We didn’t receive enough support, Carine regrets. We had to train ourselves on children’s evenings, to understand that we were not responsible.Member of the French Association of Outpatient Paediatrics, Isabelle Kochert deplores “a poor provision of care, PMI [Protection maternelle et infantile] overwhelmed” which leaves “some parents shocked, and therefore no longer prisoners” of these practices.


Furthermore, the Orléans pediatrician often observes that they resort to it for crying, colic, regurgitation… In short, common symptoms, which generally go away on their own. “We need to support worried parents. But to say that these alternative treatments have solved the problem is misleading.Think, for example, about stopping cow’s milk, recommended to stop colic. “Cow’s milk protein allergy exists, but is extremely rare and requires a clinical approach, he insists. 30% of children have colic: for a period of time every week I had mothers who mistakenly stopped dairy products.

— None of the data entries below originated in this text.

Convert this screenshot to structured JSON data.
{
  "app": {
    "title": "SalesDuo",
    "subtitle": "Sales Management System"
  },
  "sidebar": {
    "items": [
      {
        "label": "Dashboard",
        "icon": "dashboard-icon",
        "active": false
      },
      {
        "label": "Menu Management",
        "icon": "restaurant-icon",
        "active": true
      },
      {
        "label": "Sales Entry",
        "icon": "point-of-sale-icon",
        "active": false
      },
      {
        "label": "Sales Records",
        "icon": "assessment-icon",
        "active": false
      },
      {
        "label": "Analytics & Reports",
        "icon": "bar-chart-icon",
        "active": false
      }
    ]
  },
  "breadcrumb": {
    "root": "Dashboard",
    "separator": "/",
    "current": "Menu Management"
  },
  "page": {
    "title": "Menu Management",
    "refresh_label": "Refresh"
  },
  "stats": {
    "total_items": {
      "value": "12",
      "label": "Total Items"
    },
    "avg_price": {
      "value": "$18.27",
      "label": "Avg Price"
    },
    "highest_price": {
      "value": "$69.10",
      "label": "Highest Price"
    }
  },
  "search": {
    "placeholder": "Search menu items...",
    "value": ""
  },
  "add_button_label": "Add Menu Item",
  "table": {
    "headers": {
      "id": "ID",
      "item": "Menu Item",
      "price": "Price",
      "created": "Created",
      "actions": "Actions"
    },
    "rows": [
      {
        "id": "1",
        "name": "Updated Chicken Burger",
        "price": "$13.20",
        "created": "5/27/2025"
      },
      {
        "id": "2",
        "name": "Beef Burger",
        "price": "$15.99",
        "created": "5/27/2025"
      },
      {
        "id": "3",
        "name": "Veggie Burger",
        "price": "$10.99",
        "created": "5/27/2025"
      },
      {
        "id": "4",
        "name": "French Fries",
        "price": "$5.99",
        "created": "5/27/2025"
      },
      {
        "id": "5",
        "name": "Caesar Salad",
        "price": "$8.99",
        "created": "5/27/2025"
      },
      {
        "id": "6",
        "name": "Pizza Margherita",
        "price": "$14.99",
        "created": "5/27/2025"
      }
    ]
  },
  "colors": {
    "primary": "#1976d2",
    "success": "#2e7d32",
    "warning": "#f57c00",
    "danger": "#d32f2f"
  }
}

For Claire Siret, if these practices “remain within the scope of well-being”, that’s fine too. “But as soon as a diagnosis is made, a cure is proposed, and then we move on to treatment, a drift occurs.”. We also quote the website of the national union of naturopathy professionals: “A naturopathic counselor is a wellness professional who supports counselors in addition to medical care and monitoring.

Besides being expensive, some techniques themselves present dangers. For example, any manipulation of the skull, face and spine in children under six months of age is prohibited without a medical diagnosis certifying the absence of contraindications. Some essential oils are contraindicated during pregnancy, breastfeeding and up to 6 years of age. There is also the risk of delaying diagnosis and related treatment.

“Be wary when someone claims to cure all ills with just one method. No one is omnipotent.”

Make informed choices

Isabelle Kochert invites “parents who have difficulty connecting with healthcare professionals trained in pediatrics” (pediatricians, childcare workers, midwives, etc.). Even if it means “insisting” if they are not listened to. “It can also help prevent postpartum depression.If necessary, to quickly find advice, the pediatrician cites the health insurance website, or Mpedia, which contains advice sheets. “It is important that parents – especially when their child requires special care, for example due to developmental delays – know which practices are recognized [le gouvernement tient une liste, ndlr]. To make an informed choice”, he insists. Opinion shared by colleague:


What if the movie you were going to see tonight was a dump? Each week, Kalindi Ramphul gives you her opinion on which movie to see (or not) on the show The Only Opinion That Matters.